No iré más allá en ese debate. Pero sí me gustaría señalar que hay algo que diferencia de manera radical el mundo creativo masculino y el femenino: las condiciones en las que ese trabajo se desarrolla, en las que se ha desarrollado históricamente. Por supuesto, la vida de los artistas, en cualquier campo, nunca ha sido fácil: hace falta un talento del que muy pocos gozan, una preparación ardua, una feroz resistencia y capacidad de lucha para instalarse en eso que, por entendernos, podemos llamar el «mercado», sea tanto el de las élites de mecenas de las artes del pasado como el de los más o menos numerosos compradores de libros del presente. A todo eso se añade, por supuesto, el factor suerte que, digan lo que digan, existe, claro que existe. Y el hecho intangible, pero real, de que a menudo las personas creativas tienen un temperamento poco común —si es que existe lo común en eso del temperamento—, una sensibilidad exacerbada en lo bueno y en lo malo.
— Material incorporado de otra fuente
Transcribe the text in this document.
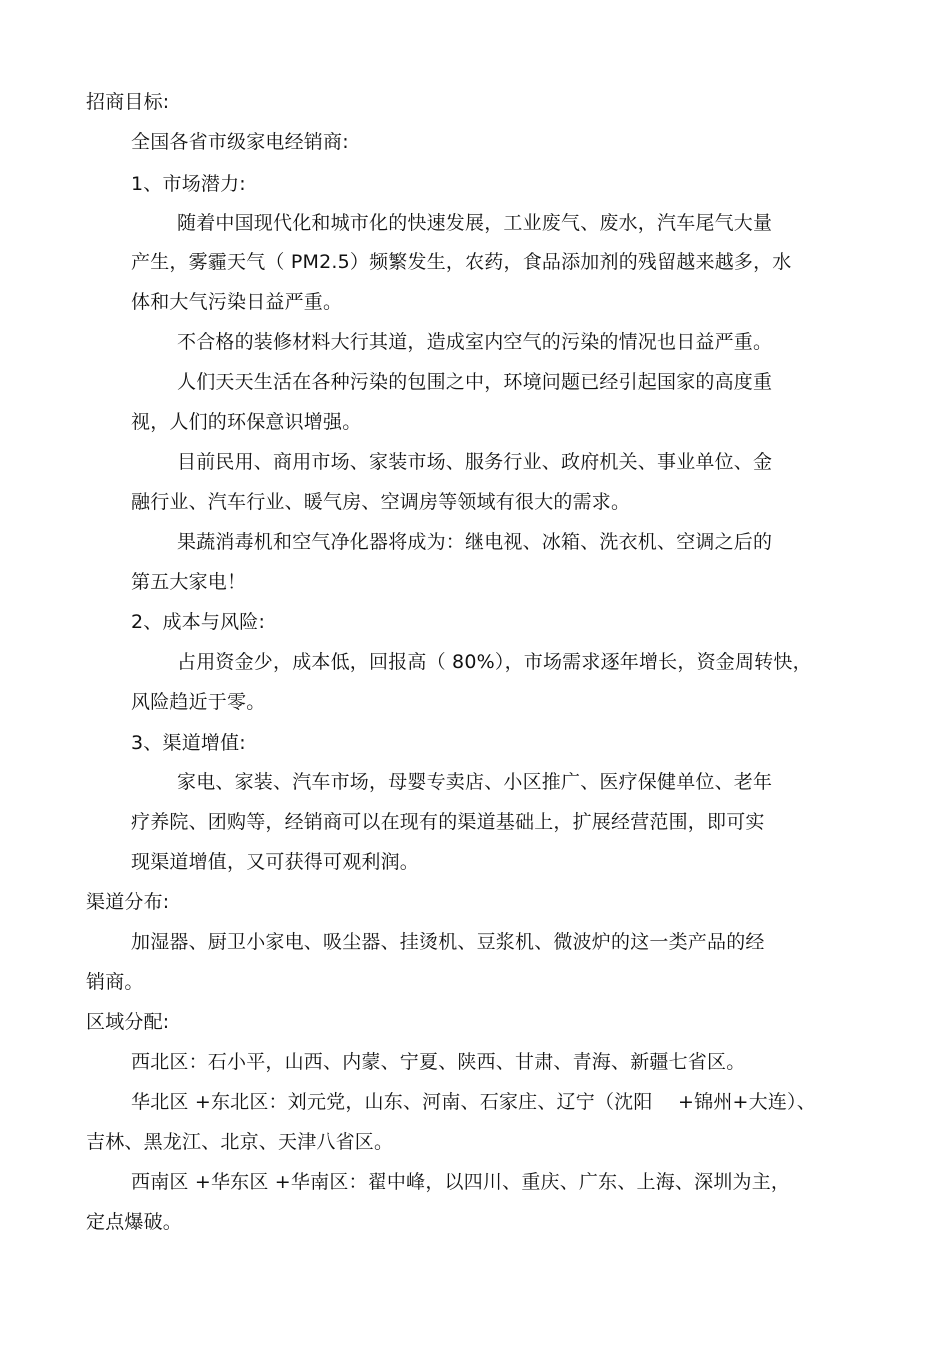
招商目标:
全国各省市级家电经销商:
1、市场潜力:
随着中国现代化和城市化的快速发展，工业废气、废水，汽车尾气大量
产生，雾霾天气（ PM2.5）频繁发生，农药，食品添加剂的残留越来越多，水
体和大气污染日益严重。
不合格的装修材料大行其道，造成室内空气的污染的情况也日益严重。
人们天天生活在各种污染的包围之中，环境问题已经引起国家的高度重
视，人们的环保意识增强。
目前民用、商用市场、家装市场、服务行业、政府机关、事业单位、金
融行业、汽车行业、暖气房、空调房等领域有很大的需求。
果蔬消毒机和空气净化器将成为：继电视、冰箱、洗衣机、空调之后的
第五大家电！
2、成本与风险:
占用资金少，成本低，回报高（ 80%），市场需求逐年增长，资金周转快，
风险趋近于零。
3、渠道增值:
家电、家装、汽车市场，母婴专卖店、小区推广、医疗保健单位、老年
疗养院、团购等，经销商可以在现有的渠道基础上，扩展经营范围，即可实
现渠道增值，又可获得可观利润。
渠道分布:
加湿器、厨卫小家电、吸尘器、挂烫机、豆浆机、微波炉的这一类产品的经
销商。
区域分配:
西北区：石小平，山西、内蒙、宁夏、陕西、甘肃、青海、新疆七省区。
华北区 +东北区：刘元党，山东、河南、石家庄、辽宁（沈阳　 +锦州+大连）、
吉林、黑龙江、北京、天津八省区。
西南区 +华东区 +华南区：翟中峰，以四川、重庆、广东、上海、深圳为主，
定点爆破。
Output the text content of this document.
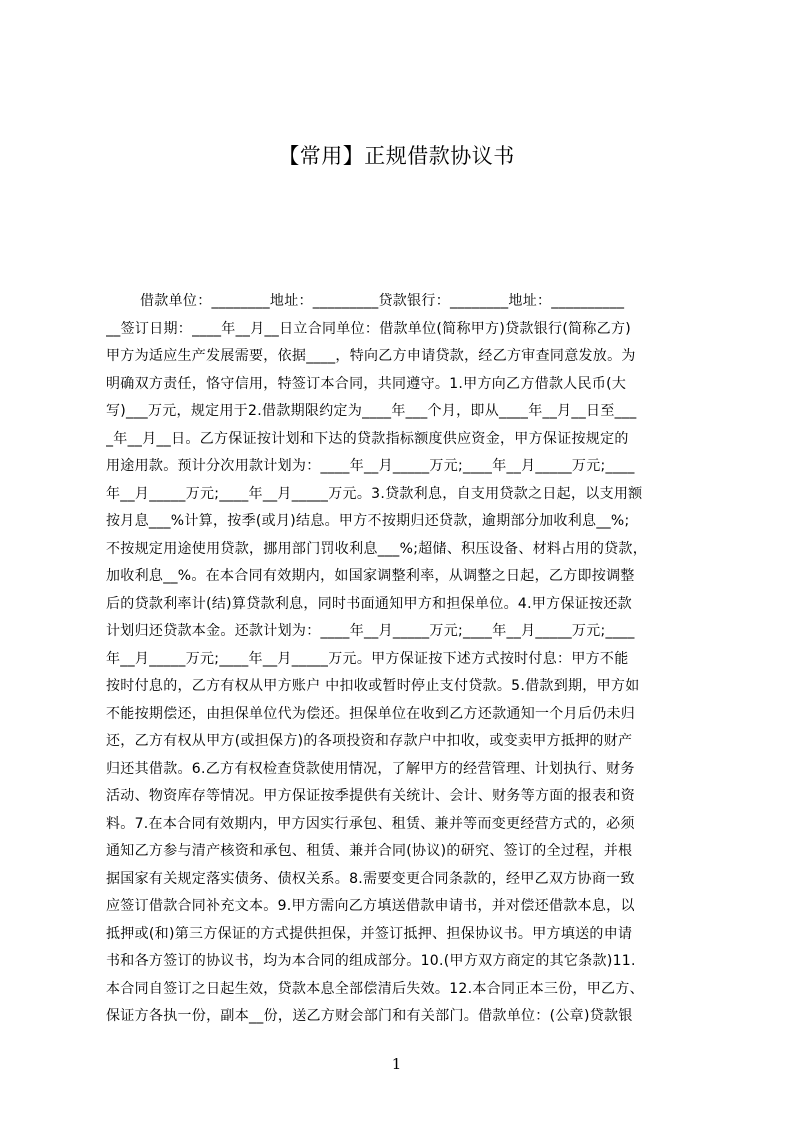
【常用】正规借款协议书
借款单位：________地址：_________贷款银行：________地址：__________
__签订日期：____年__月__日立合同单位：借款单位(简称甲方)贷款银行(简称乙方)
甲方为适应生产发展需要，依据____，特向乙方申请贷款，经乙方审查同意发放。为
明确双方责任，恪守信用，特签订本合同，共同遵守。1.甲方向乙方借款人民币(大
写)___万元，规定用于2.借款期限约定为____年___个月，即从____年__月__日至___
_年__月__日。乙方保证按计划和下达的贷款指标额度供应资金，甲方保证按规定的
用途用款。预计分次用款计划为：____年__月_____万元;____年__月_____万元;____
年__月_____万元;____年__月_____万元。3.贷款利息，自支用贷款之日起，以支用额
按月息___%计算，按季(或月)结息。甲方不按期归还贷款，逾期部分加收利息__%;
不按规定用途使用贷款，挪用部门罚收利息___%;超储、积压设备、材料占用的贷款，
加收利息__%。在本合同有效期内，如国家调整利率，从调整之日起，乙方即按调整
后的贷款利率计(结)算贷款利息，同时书面通知甲方和担保单位。4.甲方保证按还款
计划归还贷款本金。还款计划为：____年__月_____万元;____年__月_____万元;____
年__月_____万元;____年__月_____万元。甲方保证按下述方式按时付息：甲方不能
按时付息的，乙方有权从甲方账户 中扣收或暂时停止支付贷款。5.借款到期，甲方如
不能按期偿还，由担保单位代为偿还。担保单位在收到乙方还款通知一个月后仍未归
还，乙方有权从甲方(或担保方)的各项投资和存款户中扣收，或变卖甲方抵押的财产
归还其借款。6.乙方有权检查贷款使用情况，了解甲方的经营管理、计划执行、财务
活动、物资库存等情况。甲方保证按季提供有关统计、会计、财务等方面的报表和资
料。7.在本合同有效期内，甲方因实行承包、租赁、兼并等而变更经营方式的，必须
通知乙方参与清产核资和承包、租赁、兼并合同(协议)的研究、签订的全过程，并根
据国家有关规定落实债务、债权关系。8.需要变更合同条款的，经甲乙双方协商一致
应签订借款合同补充文本。9.甲方需向乙方填送借款申请书，并对偿还借款本息，以
抵押或(和)第三方保证的方式提供担保，并签订抵押、担保协议书。甲方填送的申请
书和各方签订的协议书，均为本合同的组成部分。10.(甲方双方商定的其它条款)11.
本合同自签订之日起生效，贷款本息全部偿清后失效。12.本合同正本三份，甲乙方、
保证方各执一份，副本__份，送乙方财会部门和有关部门。借款单位：(公章)贷款银
1
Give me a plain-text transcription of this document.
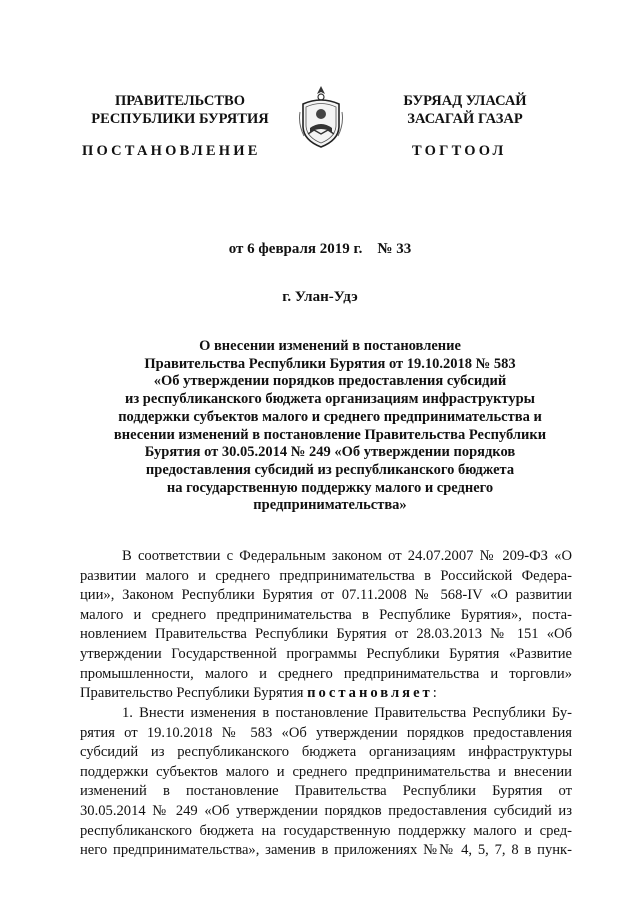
ПРАВИТЕЛЬСТВО
РЕСПУБЛИКИ БУРЯТИЯ
БУРЯАД УЛАСАЙ
ЗАСАГАЙ ГАЗАР
ПОСТАНОВЛЕНИЕ	ТОГТООЛ
от 6 февраля 2019 г. № 33
г. Улан-Удэ
О внесении изменений в постановление
Правительства Республики Бурятия от 19.10.2018 № 583
«Об утверждении порядков предоставления субсидий
из республиканского бюджета организациям инфраструктуры
поддержки субъектов малого и среднего предпринимательства и
внесении изменений в постановление Правительства Республики
Бурятия от 30.05.2014 № 249 «Об утверждении порядков
предоставления субсидий из республиканского бюджета
на государственную поддержку малого и среднего
предпринимательства»
В соответствии с Федеральным законом от 24.07.2007 № 209-ФЗ «О
развитии малого и среднего предпринимательства в Российской Федера-
ции», Законом Республики Бурятия от 07.11.2008 № 568-IV «О развитии
малого и среднего предпринимательства в Республике Бурятия», поста-
новлением Правительства Республики Бурятия от 28.03.2013 № 151 «Об
утверждении Государственной программы Республики Бурятия «Развитие
промышленности, малого и среднего предпринимательства и торговли»
Правительство Республики Бурятия постановляет:
1. Внести изменения в постановление Правительства Республики Бу-
рятия от 19.10.2018 № 583 «Об утверждении порядков предоставления
субсидий из республиканского бюджета организациям инфраструктуры
поддержки субъектов малого и среднего предпринимательства и внесении
изменений в постановление Правительства Республики Бурятия от
30.05.2014 № 249 «Об утверждении порядков предоставления субсидий из
республиканского бюджета на государственную поддержку малого и сред-
него предпринимательства», заменив в приложениях №№ 4, 5, 7, 8 в пунк-
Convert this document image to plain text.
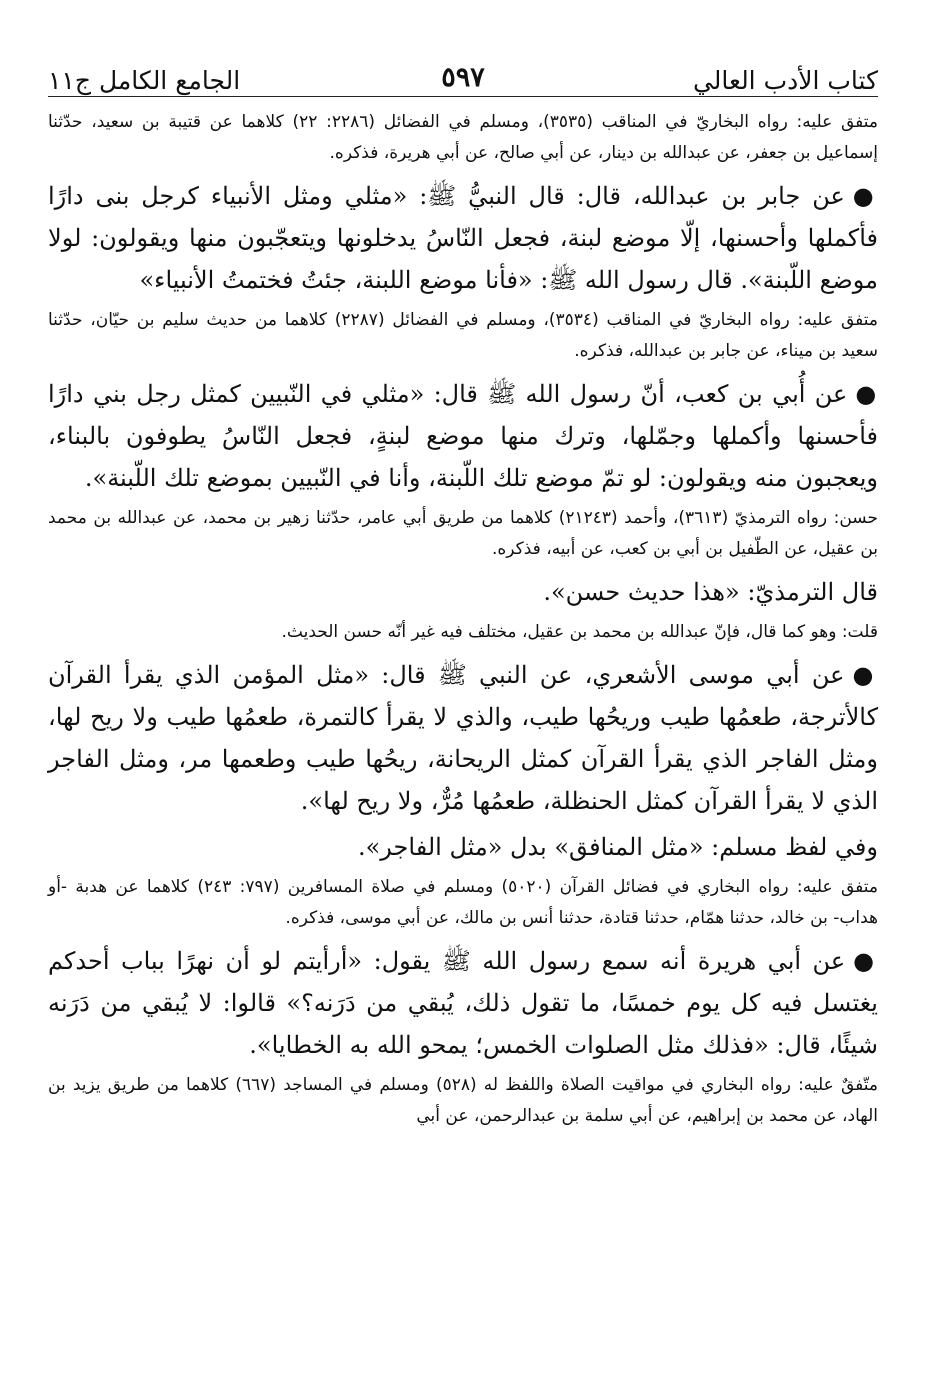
كتاب الأدب العالي
٥٩٧
الجامع الكامل ج١١

متفق عليه: رواه البخاريّ في المناقب (٣٥٣٥)، ومسلم في الفضائل (٢٢٨٦: ٢٢) كلاهما عن قتيبة بن سعيد، حدّثنا إسماعيل بن جعفر، عن عبدالله بن دينار، عن أبي صالح، عن أبي هريرة، فذكره.

●عن جابر بن عبدالله، قال: قال النبيُّ ﷺ: «مثلي ومثل الأنبياء كرجل بنى دارًا فأكملها وأحسنها، إلّا موضع لبنة، فجعل النّاسُ يدخلونها ويتعجّبون منها ويقولون: لولا موضع اللّبنة». قال رسول الله ﷺ: «فأنا موضع اللبنة، جئتُ فختمتُ الأنبياء»

متفق عليه: رواه البخاريّ في المناقب (٣٥٣٤)، ومسلم في الفضائل (٢٢٨٧) كلاهما من حديث سليم بن حيّان، حدّثنا سعيد بن ميناء، عن جابر بن عبدالله، فذكره.

●عن أُبي بن كعب، أنّ رسول الله ﷺ قال: «مثلي في النّبيين كمثل رجل بني دارًا فأحسنها وأكملها وجمّلها، وترك منها موضع لبنةٍ، فجعل النّاسُ يطوفون بالبناء، ويعجبون منه ويقولون: لو تمّ موضع تلك اللّبنة، وأنا في النّبيين بموضع تلك اللّبنة».

حسن: رواه الترمذيّ (٣٦١٣)، وأحمد (٢١٢٤٣) كلاهما من طريق أبي عامر، حدّثنا زهير بن محمد، عن عبدالله بن محمد بن عقيل، عن الطّفيل بن أبي بن كعب، عن أبيه، فذكره.

قال الترمذيّ: «هذا حديث حسن».

قلت: وهو كما قال، فإنّ عبدالله بن محمد بن عقيل، مختلف فيه غير أنّه حسن الحديث.

●عن أبي موسى الأشعري، عن النبي ﷺ قال: «مثل المؤمن الذي يقرأ القرآن كالأترجة، طعمُها طيب وريحُها طيب، والذي لا يقرأ كالتمرة، طعمُها طيب ولا ريح لها، ومثل الفاجر الذي يقرأ القرآن كمثل الريحانة، ريحُها طيب وطعمها مر، ومثل الفاجر الذي لا يقرأ القرآن كمثل الحنظلة، طعمُها مُرٌّ، ولا ريح لها».

وفي لفظ مسلم: «مثل المنافق» بدل «مثل الفاجر».

متفق عليه: رواه البخاري في فضائل القرآن (٥٠٢٠) ومسلم في صلاة المسافرين (٧٩٧: ٢٤٣) كلاهما عن هدبة -أو هداب- بن خالد، حدثنا همّام، حدثنا قتادة، حدثنا أنس بن مالك، عن أبي موسى، فذكره.

●عن أبي هريرة أنه سمع رسول الله ﷺ يقول: «أرأيتم لو أن نهرًا بباب أحدكم يغتسل فيه كل يوم خمسًا، ما تقول ذلك، يُبقي من دَرَنه؟» قالوا: لا يُبقي من دَرَنه شيئًا، قال: «فذلك مثل الصلوات الخمس؛ يمحو الله به الخطايا».

متّفقٌ عليه: رواه البخاري في مواقيت الصلاة واللفظ له (٥٢٨) ومسلم في المساجد (٦٦٧) كلاهما من طريق يزيد بن الهاد، عن محمد بن إبراهيم، عن أبي سلمة بن عبدالرحمن، عن أبي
Eso es así, con todos los matices que se quiera, para la inmensa mayoría de los seres que un día deciden entregar su vida a la pintura, la poesía o la música. Siempre ha habido algo de heroicidad en ese esfuerzo, y las biografías de los creadores lo ponen de relieve una y otra vez. En el caso de las mujeres, a todas esas dificultades habituales se ha unido durante siglos la lucha terrible y casi siempre solitaria por salirse de lo previsto, por escapar a las normas de lo decente, por hacerse un hueco —aunque fuera pequeño— en mundos casi exclusivamente masculinos. El combate a menudo titánico contra los prejuicios, las presiones, el incesante rugido en su contra, los desprecios, los insultos, las calumnias… En general, sus vidas personales se vieron profundamente afectadas por sus vocaciones artísticas, mucho más que las de sus colegas masculinos: una buena parte de ellas renunció a tener familia, llevando una existencia aislada de los hombres en sus propias casas o en el entorno de los conventos. Otras muchas optaron decididamente por la libertad amorosa y sexual, arrostrando por supuesto la fama de rameras que tantas veces las acompañó. Y algunas tuvieron que hacer compatible, con todas las dificultades que ello conlleva, el obsesivo y absorbente mundo de la creación con la ingrata realidad de lo doméstico. Casi ninguna se resignó a su suerte: una y otra vez sus voces se alzan en sus poemas, sus memorias o sus cartas para lamentarse de las injusticias a las que se ven sometidas por el hecho de ser mujeres, al distinto rasero con el que son juzgadas sus obras y también sus vidas privadas. Lo veremos a menudo a lo largo de estas páginas. Y nos encontraremos a muchas que, en medio de tantas persecuciones, no tuvieron el valor suficiente para llegar hasta el final. Me resulta imposible criticarlas por ello: sometidas a la reclusión y a la ignorancia desde que nacían, educadas para ser obedientes, discretas, modestas y silenciosas, oyendo permanentemente a su alrededor el bullicioso griterío en torno a la estupidez femenina o a la condición de prostituta de cualquier mujer que se atreviera a exponerse ante el público, ¿qué fortaleza, qué confianza en ellas mismas debían tener para debatirse contra tanta hostilidad? El valor de las que lo intentaron resulta a menudo prodigioso. Cada una de ellas, desde la más exitosa hasta la más fracasada, fue un ejemplo de valentía y firmeza en contra de infinidad de adversidades.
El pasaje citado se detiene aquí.